After the T1 demand text backfill, the strongest v0 T1 bucket is total_gte_26 with 64 historical D1 observations and a 93.8% D1 positive rate. The model is most useful after allotment results are available; T0 is a watchlist filter rather than a final subscription call.

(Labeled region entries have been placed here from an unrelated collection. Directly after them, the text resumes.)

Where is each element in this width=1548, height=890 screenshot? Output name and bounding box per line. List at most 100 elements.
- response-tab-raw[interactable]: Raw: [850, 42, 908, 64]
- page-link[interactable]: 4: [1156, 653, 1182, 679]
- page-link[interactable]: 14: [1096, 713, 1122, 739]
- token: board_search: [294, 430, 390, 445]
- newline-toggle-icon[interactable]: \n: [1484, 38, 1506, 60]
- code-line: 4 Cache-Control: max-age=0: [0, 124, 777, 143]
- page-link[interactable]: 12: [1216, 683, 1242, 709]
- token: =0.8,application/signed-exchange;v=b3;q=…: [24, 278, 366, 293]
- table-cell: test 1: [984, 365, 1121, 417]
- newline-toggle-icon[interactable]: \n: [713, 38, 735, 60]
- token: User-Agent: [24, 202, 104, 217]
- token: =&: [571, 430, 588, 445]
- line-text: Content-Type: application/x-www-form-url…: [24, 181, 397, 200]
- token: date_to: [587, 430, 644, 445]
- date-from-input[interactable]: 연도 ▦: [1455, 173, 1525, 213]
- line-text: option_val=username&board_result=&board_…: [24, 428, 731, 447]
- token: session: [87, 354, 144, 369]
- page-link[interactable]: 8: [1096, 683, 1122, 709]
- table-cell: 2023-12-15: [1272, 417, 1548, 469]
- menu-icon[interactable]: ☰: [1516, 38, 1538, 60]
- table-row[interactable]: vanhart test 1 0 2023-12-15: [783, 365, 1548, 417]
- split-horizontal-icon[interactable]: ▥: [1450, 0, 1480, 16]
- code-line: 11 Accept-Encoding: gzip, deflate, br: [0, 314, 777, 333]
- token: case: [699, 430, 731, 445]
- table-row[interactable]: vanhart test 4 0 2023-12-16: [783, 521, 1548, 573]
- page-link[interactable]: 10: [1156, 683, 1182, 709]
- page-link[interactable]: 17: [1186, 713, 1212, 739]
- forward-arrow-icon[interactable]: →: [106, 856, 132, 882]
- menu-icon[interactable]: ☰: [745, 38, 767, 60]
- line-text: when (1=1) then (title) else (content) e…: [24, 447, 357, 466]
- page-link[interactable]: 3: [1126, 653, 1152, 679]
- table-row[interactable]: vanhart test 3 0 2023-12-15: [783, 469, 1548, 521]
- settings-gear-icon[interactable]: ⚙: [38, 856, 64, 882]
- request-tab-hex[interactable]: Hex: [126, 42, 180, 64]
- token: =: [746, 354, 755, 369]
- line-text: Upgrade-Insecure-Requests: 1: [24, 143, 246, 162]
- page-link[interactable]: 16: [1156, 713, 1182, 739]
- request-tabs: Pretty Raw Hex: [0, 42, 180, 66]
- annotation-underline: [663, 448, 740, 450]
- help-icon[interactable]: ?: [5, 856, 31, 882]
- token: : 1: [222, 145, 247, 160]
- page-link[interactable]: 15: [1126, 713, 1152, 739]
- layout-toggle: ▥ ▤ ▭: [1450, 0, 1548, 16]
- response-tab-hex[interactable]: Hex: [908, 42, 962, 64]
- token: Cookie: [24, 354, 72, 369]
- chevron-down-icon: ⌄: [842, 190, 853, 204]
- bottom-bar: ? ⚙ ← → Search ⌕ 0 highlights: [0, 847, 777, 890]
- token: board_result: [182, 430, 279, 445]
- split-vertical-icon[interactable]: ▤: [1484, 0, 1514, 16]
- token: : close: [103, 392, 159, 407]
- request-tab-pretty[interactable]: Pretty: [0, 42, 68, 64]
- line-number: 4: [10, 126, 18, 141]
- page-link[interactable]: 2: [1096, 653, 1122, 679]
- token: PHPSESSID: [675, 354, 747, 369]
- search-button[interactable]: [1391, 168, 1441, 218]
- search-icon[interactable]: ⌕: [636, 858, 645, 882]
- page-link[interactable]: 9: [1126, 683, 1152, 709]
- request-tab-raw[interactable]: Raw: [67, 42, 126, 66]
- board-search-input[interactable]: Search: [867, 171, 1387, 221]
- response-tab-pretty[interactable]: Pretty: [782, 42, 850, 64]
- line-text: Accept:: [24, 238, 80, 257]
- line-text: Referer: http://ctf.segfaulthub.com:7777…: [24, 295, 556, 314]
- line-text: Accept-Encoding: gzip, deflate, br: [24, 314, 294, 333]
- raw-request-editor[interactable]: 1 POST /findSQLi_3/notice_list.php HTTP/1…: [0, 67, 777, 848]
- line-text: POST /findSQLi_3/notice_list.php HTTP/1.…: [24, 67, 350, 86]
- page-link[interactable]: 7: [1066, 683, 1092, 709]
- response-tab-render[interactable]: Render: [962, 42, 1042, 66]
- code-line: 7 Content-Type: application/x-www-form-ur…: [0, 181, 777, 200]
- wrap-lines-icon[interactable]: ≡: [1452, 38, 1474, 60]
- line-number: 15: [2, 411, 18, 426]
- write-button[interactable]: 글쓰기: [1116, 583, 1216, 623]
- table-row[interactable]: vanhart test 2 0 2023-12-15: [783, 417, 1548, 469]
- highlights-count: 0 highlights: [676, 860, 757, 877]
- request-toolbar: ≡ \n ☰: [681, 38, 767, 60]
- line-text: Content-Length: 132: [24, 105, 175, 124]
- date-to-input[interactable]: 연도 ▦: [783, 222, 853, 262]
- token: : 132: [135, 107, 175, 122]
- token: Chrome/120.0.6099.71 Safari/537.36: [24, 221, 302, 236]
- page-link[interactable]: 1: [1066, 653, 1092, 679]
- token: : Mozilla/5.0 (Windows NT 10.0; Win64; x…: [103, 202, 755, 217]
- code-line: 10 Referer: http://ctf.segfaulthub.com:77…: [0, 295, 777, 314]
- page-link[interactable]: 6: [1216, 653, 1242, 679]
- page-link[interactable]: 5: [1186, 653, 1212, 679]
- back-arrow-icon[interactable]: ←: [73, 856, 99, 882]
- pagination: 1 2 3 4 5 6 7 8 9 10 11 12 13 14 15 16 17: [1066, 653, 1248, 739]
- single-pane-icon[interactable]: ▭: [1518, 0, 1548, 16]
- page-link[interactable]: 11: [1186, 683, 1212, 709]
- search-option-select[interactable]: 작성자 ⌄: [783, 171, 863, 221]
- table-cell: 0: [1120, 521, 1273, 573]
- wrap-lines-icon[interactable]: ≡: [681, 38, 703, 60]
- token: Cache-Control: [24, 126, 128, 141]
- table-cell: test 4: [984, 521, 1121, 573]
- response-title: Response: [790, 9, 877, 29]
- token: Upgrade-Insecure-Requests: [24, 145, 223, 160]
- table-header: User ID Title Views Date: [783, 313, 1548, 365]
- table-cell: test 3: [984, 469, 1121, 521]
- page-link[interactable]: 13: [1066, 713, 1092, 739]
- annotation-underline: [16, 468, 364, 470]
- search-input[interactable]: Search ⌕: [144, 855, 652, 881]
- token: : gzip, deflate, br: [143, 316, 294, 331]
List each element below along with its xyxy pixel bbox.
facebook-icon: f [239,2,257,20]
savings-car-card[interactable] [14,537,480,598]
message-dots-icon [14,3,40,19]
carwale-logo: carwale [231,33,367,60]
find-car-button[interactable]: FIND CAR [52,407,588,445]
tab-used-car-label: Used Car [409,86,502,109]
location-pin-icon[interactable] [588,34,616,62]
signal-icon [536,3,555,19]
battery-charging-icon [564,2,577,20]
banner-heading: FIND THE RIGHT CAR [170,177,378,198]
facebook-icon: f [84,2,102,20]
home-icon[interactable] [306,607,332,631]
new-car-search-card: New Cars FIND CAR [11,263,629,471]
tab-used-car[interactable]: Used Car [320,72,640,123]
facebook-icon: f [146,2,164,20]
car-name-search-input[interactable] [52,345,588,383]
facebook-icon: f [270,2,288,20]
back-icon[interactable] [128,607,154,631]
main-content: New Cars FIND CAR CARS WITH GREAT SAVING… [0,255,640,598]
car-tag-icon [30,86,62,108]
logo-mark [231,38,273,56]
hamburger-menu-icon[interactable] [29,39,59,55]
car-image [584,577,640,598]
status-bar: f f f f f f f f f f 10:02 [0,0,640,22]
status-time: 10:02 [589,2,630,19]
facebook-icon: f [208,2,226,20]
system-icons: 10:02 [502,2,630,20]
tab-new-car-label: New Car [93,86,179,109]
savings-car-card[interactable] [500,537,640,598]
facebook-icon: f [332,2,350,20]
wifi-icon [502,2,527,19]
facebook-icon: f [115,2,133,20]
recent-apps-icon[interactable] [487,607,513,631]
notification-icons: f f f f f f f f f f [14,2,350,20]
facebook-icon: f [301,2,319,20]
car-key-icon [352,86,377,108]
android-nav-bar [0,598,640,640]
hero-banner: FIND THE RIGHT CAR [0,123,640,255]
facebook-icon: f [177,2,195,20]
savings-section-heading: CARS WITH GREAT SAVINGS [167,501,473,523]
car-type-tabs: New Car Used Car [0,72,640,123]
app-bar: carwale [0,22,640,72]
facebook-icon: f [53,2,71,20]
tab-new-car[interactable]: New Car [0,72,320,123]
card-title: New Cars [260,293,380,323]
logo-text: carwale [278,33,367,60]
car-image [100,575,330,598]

The high-conviction bucket remains clearly differentiated, but the middle and low score buckets are still not monotonic. This refresh keeps the v0 score formula unchanged and updates empirical calibration only; future rule changes should come from reviewed prediction cards rather than overfitting this historical sample.

Usage

  1. Run scripts/build_analysis_dataset.py after archivist updates the database.
  2. Use t0_score for prospectus-stage watchlisting.
  3. Use total_score, decision_band, and calibrated_d1_positive_rate for T1-stage subscription cards.
  4. Frame live decisions around a T2 or D1 sell, not long-term holding.
  5. Treat D5/D20/D60 columns as review labels only, never as prediction inputs or holding targets.

Known Gaps

  • T1 is structurally complete for listed rows; residual field-level NULLs remain when the archived source does not explicitly state a demand field.
  • Industry and issuer fundamentals are not sufficiently structured for model input.
  • T2 grey-market signal is blocked pending an approved source.
  • Extreme D1 returns should be audited before they drive rule changes.